Using image-extracted features to determine heart rate and blink duration for driver sleepiness detection
This addresses driver drowsiness detection, offering a remote monitoring alternative, but it is incremental with hybrid methods.
The paper tackled driver sleepiness detection by estimating heart rate and blink duration from images, achieving 71-92% accuracy for eye state classification and a mean loss of 13-16 BPM for heart rate estimation.

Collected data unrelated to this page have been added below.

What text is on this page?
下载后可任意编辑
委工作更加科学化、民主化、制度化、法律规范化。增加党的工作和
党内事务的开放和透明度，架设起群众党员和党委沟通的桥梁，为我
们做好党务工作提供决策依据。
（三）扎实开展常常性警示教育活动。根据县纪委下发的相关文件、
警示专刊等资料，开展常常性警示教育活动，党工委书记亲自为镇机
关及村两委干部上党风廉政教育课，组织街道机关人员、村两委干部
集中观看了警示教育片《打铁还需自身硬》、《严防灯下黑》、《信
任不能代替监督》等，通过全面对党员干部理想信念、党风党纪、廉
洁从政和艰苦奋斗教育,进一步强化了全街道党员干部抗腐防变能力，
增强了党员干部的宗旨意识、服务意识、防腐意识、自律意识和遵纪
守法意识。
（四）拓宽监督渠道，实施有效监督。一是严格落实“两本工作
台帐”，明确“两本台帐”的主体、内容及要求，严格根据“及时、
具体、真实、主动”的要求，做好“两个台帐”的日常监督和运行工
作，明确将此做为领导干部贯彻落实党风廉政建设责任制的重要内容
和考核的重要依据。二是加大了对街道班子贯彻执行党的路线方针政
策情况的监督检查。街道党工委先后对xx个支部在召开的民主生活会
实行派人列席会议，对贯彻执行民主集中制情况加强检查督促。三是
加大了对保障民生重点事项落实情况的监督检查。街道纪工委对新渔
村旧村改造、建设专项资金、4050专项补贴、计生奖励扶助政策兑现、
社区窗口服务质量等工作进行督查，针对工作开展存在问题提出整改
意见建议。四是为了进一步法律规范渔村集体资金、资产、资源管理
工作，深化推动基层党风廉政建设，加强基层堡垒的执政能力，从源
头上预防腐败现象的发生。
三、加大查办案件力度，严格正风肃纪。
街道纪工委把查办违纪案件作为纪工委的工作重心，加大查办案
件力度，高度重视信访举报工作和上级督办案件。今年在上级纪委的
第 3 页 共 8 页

Heart rate and blink duration are two vital physiological signals which give information about cardiac activity and consciousness. Monitoring these two signals is crucial for various applications such as driver drowsiness detection. As there are several problems posed by the conventional systems to be used for continuous, long-term monitoring, a remote blink and ECG monitoring system can be used as an alternative. For estimating the blink duration, two strategies are used. In the first approach, pictures of open and closed eyes are fed into an Artificial Neural Network (ANN) to decide whether the eyes are open or close. In the second approach, they are classified and labeled using Linear Discriminant Analysis (LDA). The labeled images are then be used to determine the blink duration. For heart rate variability, two strategies are used to evaluate the passing blood volume: Independent Component Analysis (ICA); and a chrominance based method. Eye recognition yielded 78-92% accuracy in classifying open/closed eyes with ANN and 71-91% accuracy with LDA. Heart rate evaluations had a mean loss of around 16 Beats Per Minute (BPM) for the ICA strategy and 13 BPM for the chrominance based technique.